Bisphosphonates are analogs of pyrophosphate (PPi), which causes effective inhibition of osteoclast function with reduction of bone resorption, and have been widely used to treat various metabolic bone disorders. Bisphosphonate therapy, though more effective than calcitonin and more affordable than denosumab and recombinant OPG, is still considered inadequate in view of its lack of sustained control of ALP levels. Furthermore, hypocalcemia, hypophosphatemia, and secondary hyperparathyroidism have been found to complicate treatment.^[2] In the literature, various bisphosphonates have been used, in varying doses, including pamidronate (8 mg/kg daily PO or 0.75–1.75 mg/kg IV periodically), etidronate (20 mg/kg daily PO), risedronate (30 mg daily PO), alendronate (10 mg daily or 70 mg weekly PO), and ibandronate (5 mg IV periodically).^[2] However, zoledronate (3–5 mg IV periodically) may possibly be more efficient in normalizing ALP levels.^[10] Demir et al.^[11] and Tau et al.,^[12] in 2000 and 2004, respectively, showed normalization of ALP in children with chronic idiopathic hyperphosphatasia, however neither had genetically proven JPD. More recently, Prata et al.^[13] and Hoppner et al.^[14] have shown more promising results in three children with genetically proven JPD, with all of them being followed up till adulthood.
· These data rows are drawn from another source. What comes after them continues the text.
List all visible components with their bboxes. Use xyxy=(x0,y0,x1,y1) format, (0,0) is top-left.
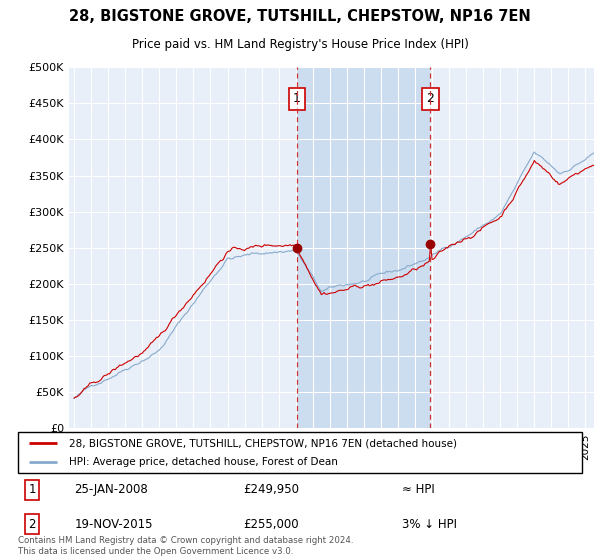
Text: 19-NOV-2015: 19-NOV-2015 xyxy=(74,517,153,530)
Text: 28, BIGSTONE GROVE, TUTSHILL, CHEPSTOW, NP16 7EN (detached house): 28, BIGSTONE GROVE, TUTSHILL, CHEPSTOW, … xyxy=(69,438,457,449)
Text: 2: 2 xyxy=(427,92,434,105)
Text: 28, BIGSTONE GROVE, TUTSHILL, CHEPSTOW, NP16 7EN: 28, BIGSTONE GROVE, TUTSHILL, CHEPSTOW, … xyxy=(69,9,531,24)
Text: £255,000: £255,000 xyxy=(244,517,299,530)
Text: 1: 1 xyxy=(28,483,36,496)
Bar xyxy=(297,67,430,428)
Text: £249,950: £249,950 xyxy=(244,483,299,496)
Text: 2: 2 xyxy=(28,517,36,530)
Text: ≈ HPI: ≈ HPI xyxy=(401,483,434,496)
Text: 3% ↓ HPI: 3% ↓ HPI xyxy=(401,517,457,530)
FancyBboxPatch shape xyxy=(18,432,582,473)
Text: Price paid vs. HM Land Registry's House Price Index (HPI): Price paid vs. HM Land Registry's House … xyxy=(131,38,469,51)
Text: HPI: Average price, detached house, Forest of Dean: HPI: Average price, detached house, Fore… xyxy=(69,457,338,467)
Text: 1: 1 xyxy=(293,92,301,105)
Text: Contains HM Land Registry data © Crown copyright and database right 2024.
This d: Contains HM Land Registry data © Crown c… xyxy=(18,536,353,556)
Text: 25-JAN-2008: 25-JAN-2008 xyxy=(74,483,148,496)
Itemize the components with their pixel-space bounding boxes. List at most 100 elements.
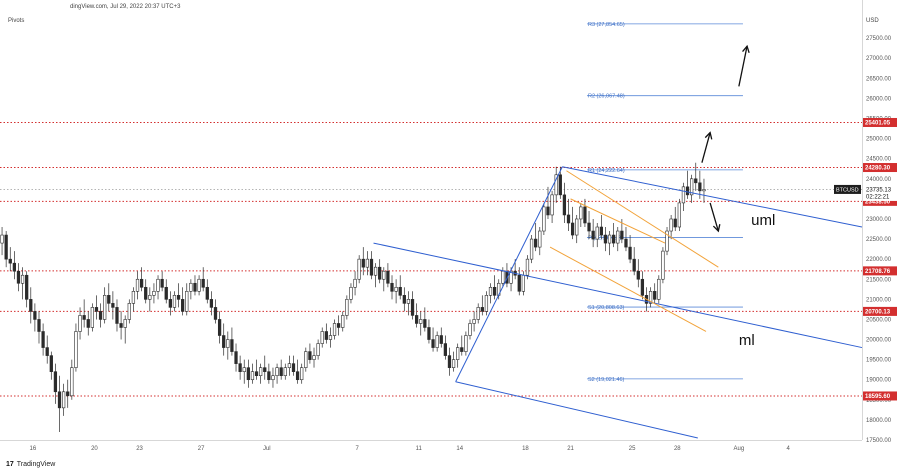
time-axis: 16 20 23 27 Jul 7 11 14 18 21 25 28 Aug 4 (29, 446, 790, 452)
candle-body (131, 291, 136, 304)
candle-body (82, 315, 86, 320)
candle-body (529, 238, 534, 260)
candle-body (583, 206, 587, 224)
candle-body (525, 258, 530, 276)
time-tick-label: 23 (136, 446, 143, 452)
price-axis: 17500.00 18000.00 18500.00 19000.00 19500.00… (866, 36, 892, 444)
candle-body (295, 371, 300, 381)
time-tick-label: 7 (355, 446, 359, 452)
candle-body (90, 307, 94, 328)
candle-body (49, 355, 53, 372)
tradingview-logo: 17 (6, 461, 14, 468)
candle-body (476, 307, 480, 320)
candle-body (320, 331, 324, 344)
candle-body (66, 391, 70, 397)
pitchfork-handle-line (455, 166, 563, 382)
level-price-tag-label: 24280.30 (865, 166, 891, 172)
annotation-ml: ml (739, 332, 755, 349)
candle-body (435, 335, 439, 348)
candle-body (226, 339, 230, 348)
candle-body (501, 270, 505, 284)
candle-body (148, 295, 152, 300)
level-price-tag-label: 25401.05 (865, 120, 891, 126)
candle-body (181, 299, 185, 312)
candle-body (562, 194, 567, 216)
candle-body (139, 278, 144, 288)
candle-body (193, 282, 197, 292)
candle-body (283, 367, 287, 377)
price-tick-label: 26000.00 (866, 96, 892, 102)
candle-body (345, 299, 349, 316)
price-tick-label: 20500.00 (866, 317, 892, 323)
pivot-label: R3 (27,854.65) (588, 22, 625, 28)
candle-body (246, 367, 250, 381)
candle-body (460, 347, 464, 352)
arrow-head (712, 224, 721, 233)
candle-body (189, 282, 193, 292)
candle-body (361, 258, 365, 268)
candle-body (353, 278, 357, 288)
candle-body (308, 351, 312, 360)
candle-body (25, 274, 29, 300)
candle-body (144, 286, 148, 300)
last-price-label: 23735.13 (866, 187, 892, 193)
level-price-tag-label: 18595.60 (865, 394, 891, 400)
candle-body (12, 262, 17, 272)
candle-body (250, 371, 255, 381)
candle-body (197, 278, 201, 292)
candle-body (217, 319, 222, 336)
tradingview-label: TradingView (16, 461, 56, 468)
candle-body (558, 174, 562, 196)
candle-body (587, 222, 591, 232)
candle-body (172, 295, 177, 308)
level-price-tag (863, 163, 897, 173)
price-tick-label: 23000.00 (866, 217, 892, 223)
candle-body (213, 307, 218, 320)
candle-body (575, 218, 579, 236)
price-tags: 25401.05 24280.30 23438.50 21708.76 20700.13… (834, 117, 897, 401)
candle-body (29, 299, 33, 312)
candle-body (365, 258, 370, 268)
orange-channel-lower-line (570, 198, 666, 244)
time-tick-label: 18 (522, 446, 529, 452)
level-price-tag (863, 266, 897, 276)
candle-body (677, 202, 681, 228)
candle-body (119, 323, 123, 328)
price-tick-label: 24500.00 (866, 157, 892, 163)
candle-body (447, 355, 452, 368)
candle-body (33, 311, 37, 320)
price-tick-label: 21000.00 (866, 297, 892, 303)
level-price-tag-label: 20700.13 (865, 309, 891, 315)
candle-body (410, 299, 415, 316)
indicator-label: Pivots (8, 18, 25, 24)
arrows (701, 44, 750, 233)
candle-body (402, 295, 406, 304)
pivot-label: S1 (20,808.63) (588, 305, 625, 311)
level-price-tag-label: 21708.76 (865, 269, 891, 275)
candle-body (205, 286, 209, 300)
level-price-tag-label: 23438.50 (865, 199, 891, 205)
arrow-shaft (701, 132, 711, 163)
price-tick-label: 27000.00 (866, 56, 892, 62)
pitchfork-upper-line (562, 166, 863, 228)
candle-body (406, 299, 411, 304)
candle-body (698, 182, 702, 192)
candle-body (386, 270, 390, 284)
candle-body (398, 286, 402, 296)
candle-body (702, 189, 706, 192)
candle-body (591, 230, 595, 240)
candle-body (45, 347, 49, 356)
candle-body (648, 291, 653, 304)
candle-body (168, 299, 172, 308)
price-tick-label: 26500.00 (866, 76, 892, 82)
candle-body (209, 299, 214, 308)
candle-body (369, 258, 374, 276)
candle-body (152, 291, 156, 296)
candle-body (127, 303, 131, 320)
tradingview-brand[interactable]: 17 TradingView (6, 461, 55, 468)
candle-body (185, 291, 189, 312)
candle-body (665, 230, 669, 252)
pivot-label: R2 (26,067.48) (588, 94, 625, 100)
Our cases are therefore among the few cases in the literature where cyclical use of bisphosphonates resulted in normalization of ALP levels in genetically proven JPD. On follow-up of our patients, sustained remission, both clinically and in ALP levels were noted. During this period, they attained age-appropriate motor milestones, with no further deformities or fractures.

CONCLUSION

Cyclical bisphosphonate therapy showed favorable results by normalizing bone turnover markers and alleviating symptoms in both our patients with JPD, which persisted on long-term follow-up. Given the sparsity of literature on this disease and the lack of practice guidelines, our findings are encouraging for LMICs, where access and affordability issues make denosumab and recombinant OPG less feasible.